Linear blocks of code will ideally be dense with domain information, so that interpretation effort should feel essential to understanding the sub-domain. Since code blocks are the basic unit in which we read and write code, and since the problem domain should be dominant in our thinking as we read and write code, linear code blocks will naturally have a high density of information about the domain. Except when they don't. Which will happen by accident. I'm trying (failing?) to be cute, but to be more straightforward about it, what I mean is that the default state of a linear code block is to consist of problem essence. It is accident that pulls us out of this state.

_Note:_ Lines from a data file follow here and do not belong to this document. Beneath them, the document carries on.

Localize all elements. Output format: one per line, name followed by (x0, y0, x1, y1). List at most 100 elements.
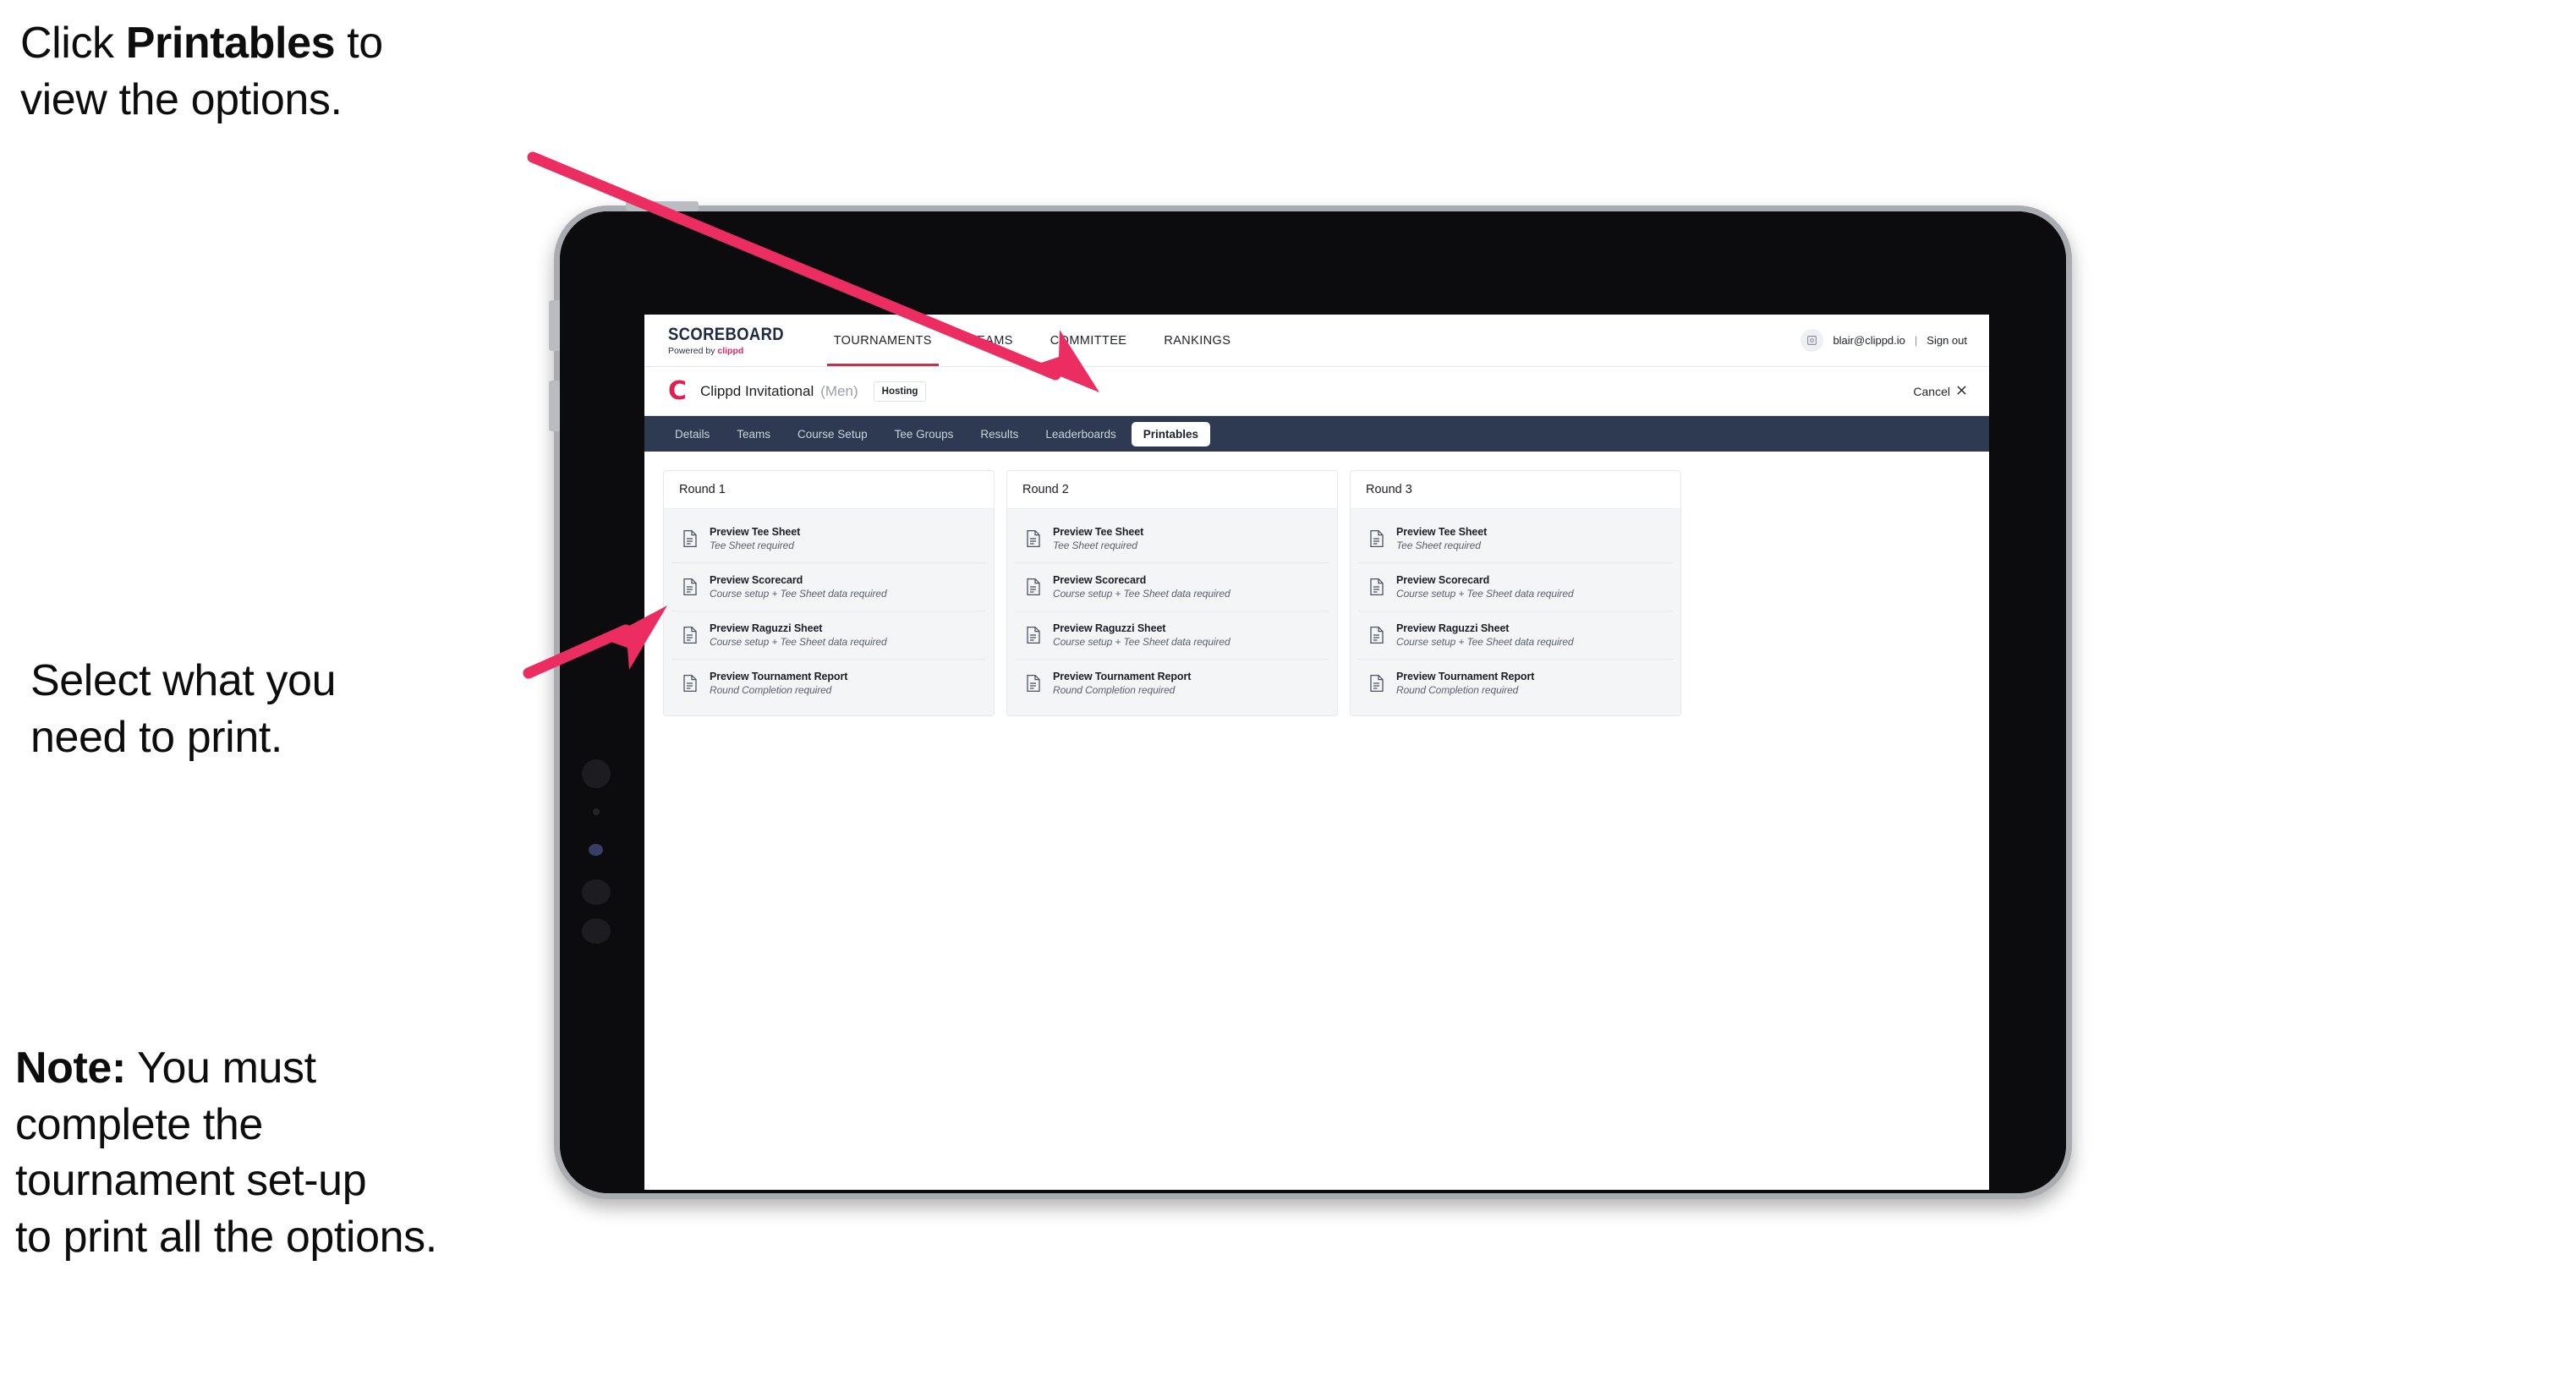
tournament-gender: (Men) (820, 382, 858, 399)
document-icon (682, 578, 699, 596)
annotation-note-bold: Note: (15, 1044, 126, 1093)
printable-item-text: Preview Tournament Report Round Completi… (1053, 671, 1191, 696)
printable-subtitle: Round Completion required (1053, 684, 1176, 696)
tab-teams[interactable]: Teams (725, 422, 782, 446)
document-icon (682, 529, 699, 548)
printable-item-text: Preview Tournament Report Round Completi… (710, 671, 847, 696)
printable-item-text: Preview Tee Sheet Tee Sheet required (710, 526, 800, 551)
document-icon (1368, 674, 1385, 693)
document-icon (682, 626, 699, 644)
round-items-list: Preview Tee Sheet Tee Sheet required Pre… (664, 509, 994, 715)
printable-subtitle: Course setup + Tee Sheet data required (710, 588, 887, 600)
clippd-c-logo-icon: C (668, 375, 688, 406)
tournament-header-bar: C Clippd Invitational (Men) Hosting Canc… (644, 367, 1989, 416)
printable-item-scorecard[interactable]: Preview Scorecard Course setup + Tee She… (1358, 563, 1673, 611)
printable-item-text: Preview Raguzzi Sheet Course setup + Tee… (1396, 622, 1574, 648)
printable-item-raguzzi-sheet[interactable]: Preview Raguzzi Sheet Course setup + Tee… (1015, 611, 1329, 660)
tablet-device-frame: SCOREBOARD Powered by clippd TOURNAMENTS… (549, 201, 2072, 1199)
document-icon (1025, 529, 1042, 548)
printable-item-tournament-report[interactable]: Preview Tournament Report Round Completi… (1015, 660, 1329, 707)
cancel-label: Cancel (1913, 384, 1950, 398)
camera-icon (589, 844, 603, 856)
speaker-hole-icon-3 (582, 918, 611, 944)
tab-results[interactable]: Results (968, 422, 1030, 446)
side-button-lower[interactable] (549, 381, 560, 431)
printable-item-tee-sheet[interactable]: Preview Tee Sheet Tee Sheet required (671, 515, 986, 563)
tab-printables[interactable]: Printables (1131, 421, 1211, 446)
annotation-select-print: Select what you need to print. (30, 656, 337, 762)
printable-subtitle: Tee Sheet required (1053, 540, 1137, 551)
sign-out-link[interactable]: Sign out (1927, 334, 1967, 347)
tab-details[interactable]: Details (663, 422, 721, 446)
close-icon (1956, 385, 1967, 398)
printable-subtitle: Round Completion required (710, 684, 832, 696)
printable-title: Preview Scorecard (1053, 574, 1147, 586)
round-title: Round 3 (1351, 471, 1680, 509)
printable-item-scorecard[interactable]: Preview Scorecard Course setup + Tee She… (1015, 563, 1329, 611)
speaker-hole-icon-2 (582, 879, 611, 905)
section-tab-strip: Details Teams Course Setup Tee Groups Re… (644, 416, 1989, 452)
printable-title: Preview Tournament Report (1396, 671, 1535, 682)
tab-leaderboards[interactable]: Leaderboards (1033, 422, 1127, 446)
printable-title: Preview Raguzzi Sheet (710, 622, 823, 634)
printable-item-raguzzi-sheet[interactable]: Preview Raguzzi Sheet Course setup + Tee… (671, 611, 986, 660)
printable-title: Preview Tournament Report (710, 671, 848, 682)
printable-item-tournament-report[interactable]: Preview Tournament Report Round Completi… (671, 660, 986, 707)
printable-title: Preview Scorecard (1396, 574, 1490, 586)
printable-title: Preview Tournament Report (1053, 671, 1192, 682)
microphone-icon (593, 808, 600, 815)
nav-link-committee[interactable]: COMMITTEE (1032, 315, 1146, 366)
round-column-2: Round 2 Preview Tee Sheet Tee Sheet requ… (1006, 470, 1338, 716)
status-badge: Hosting (873, 381, 927, 402)
printable-subtitle: Round Completion required (1396, 684, 1519, 696)
document-icon (1368, 529, 1385, 548)
printable-item-raguzzi-sheet[interactable]: Preview Raguzzi Sheet Course setup + Tee… (1358, 611, 1673, 660)
printable-item-text: Preview Tournament Report Round Completi… (1396, 671, 1534, 696)
printable-title: Preview Scorecard (710, 574, 803, 586)
round-items-list: Preview Tee Sheet Tee Sheet required Pre… (1007, 509, 1337, 715)
nav-link-tournaments[interactable]: TOURNAMENTS (815, 315, 951, 366)
scoreboard-logo[interactable]: SCOREBOARD Powered by clippd (644, 315, 815, 366)
round-title: Round 1 (664, 471, 994, 509)
printable-title: Preview Raguzzi Sheet (1396, 622, 1510, 634)
printable-subtitle: Course setup + Tee Sheet data required (1396, 636, 1574, 648)
round-column-3: Round 3 Preview Tee Sheet Tee Sheet requ… (1350, 470, 1681, 716)
user-email-label: blair@clippd.io (1833, 334, 1905, 347)
nav-link-rankings[interactable]: RANKINGS (1145, 315, 1249, 366)
avatar[interactable] (1800, 329, 1824, 352)
document-icon (1025, 578, 1042, 596)
side-button-upper[interactable] (549, 300, 560, 351)
printables-content: Round 1 Preview Tee Sheet Tee Sheet requ… (644, 452, 1989, 1190)
printable-item-scorecard[interactable]: Preview Scorecard Course setup + Tee She… (671, 563, 986, 611)
printable-title: Preview Raguzzi Sheet (1053, 622, 1166, 634)
tablet-bezel: SCOREBOARD Powered by clippd TOURNAMENTS… (560, 211, 2066, 1193)
round-items-list: Preview Tee Sheet Tee Sheet required Pre… (1351, 509, 1680, 715)
cancel-button[interactable]: Cancel (1913, 385, 1967, 398)
tab-course-setup[interactable]: Course Setup (786, 422, 880, 446)
printable-item-tee-sheet[interactable]: Preview Tee Sheet Tee Sheet required (1358, 515, 1673, 563)
printable-item-text: Preview Scorecard Course setup + Tee She… (1053, 574, 1230, 600)
printable-title: Preview Tee Sheet (1053, 526, 1144, 538)
screenshot-canvas: Click Printables to view the options. Se… (0, 0, 2576, 1386)
printable-item-tee-sheet[interactable]: Preview Tee Sheet Tee Sheet required (1015, 515, 1329, 563)
printable-subtitle: Course setup + Tee Sheet data required (710, 636, 887, 648)
brand-subtitle: Powered by clippd (668, 346, 800, 356)
printable-subtitle: Tee Sheet required (710, 540, 794, 551)
printable-title: Preview Tee Sheet (1396, 526, 1488, 538)
printable-subtitle: Course setup + Tee Sheet data required (1396, 588, 1574, 600)
volume-button-top[interactable] (626, 201, 699, 211)
printable-item-text: Preview Scorecard Course setup + Tee She… (1396, 574, 1574, 600)
nav-link-teams[interactable]: TEAMS (951, 315, 1032, 366)
printable-item-text: Preview Tee Sheet Tee Sheet required (1396, 526, 1487, 551)
brand-title: SCOREBOARD (668, 325, 785, 344)
printable-title: Preview Tee Sheet (710, 526, 801, 538)
printable-item-text: Preview Raguzzi Sheet Course setup + Tee… (710, 622, 887, 648)
user-account-area: blair@clippd.io | Sign out (1800, 315, 1989, 366)
annotation-click-printables: Click Printables to view the options. (20, 15, 595, 128)
tab-tee-groups[interactable]: Tee Groups (883, 422, 966, 446)
tournament-name: Clippd Invitational (700, 382, 814, 399)
document-icon (1025, 674, 1042, 693)
nav-divider: | (1914, 334, 1918, 347)
printable-item-tournament-report[interactable]: Preview Tournament Report Round Completi… (1358, 660, 1673, 707)
printable-item-text: Preview Tee Sheet Tee Sheet required (1053, 526, 1143, 551)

But software is accident-prone. Among the sources of accidental complexity in linear code blocks are:

  • Repeated blocks of structurally identical code, AKA cut-and-paste code. This code must be re-interpreted each time it is encountered. If it were (properly) abstracted into a named external block, it would only need to be read and interpreted once, and given a name by which the common function can become part of the system vocabulary.
  • Inconsistent style. When software is maintained by multiple authors, it is unlikely that the authors will naturally have the same preferences regarding indentation style, symbol naming, or other aspects of style. To the extent that the written code does not look like the product of a single mind, there will be greater interpretation effort, as the reader must try to see the code through each maintainer's mind as she tries to understand the code in question.
  • Multiple levels of abstraction visible at once. See this.
  • Boilerplate code.
  • And much more!


"Interpretation effort" forms a natural pair with "lookup effort": decreasing lookup effort (by inlining code) will naturally come at the expense of increasing interpretation effort, while decreasing interpretation effort (by relying on external code for part of the function's behavior) will tend to increase lookup effort. There are guidelines that will generally be useful in picking the right balance in your design. (Aiming for high cohesion in code is intended to reduce interpretation effort, aiming for low coupling is intended to reduce lookup effort, and aiming for high fan-in and low fan-out is intended to help minimize the required system vocabulary.) In general, I would bias towards having greater "lookup effort" than "interpretation effort" in a design, as lookup effort can be eliminated by improving system vocabulary while interpretation effort will always be present. This advice will apply in most situations, but will not necessarily apply in all. Internalizing not just the rules, but also the rationale for the rules, will make it possible for you to make the right decisions for your audiences.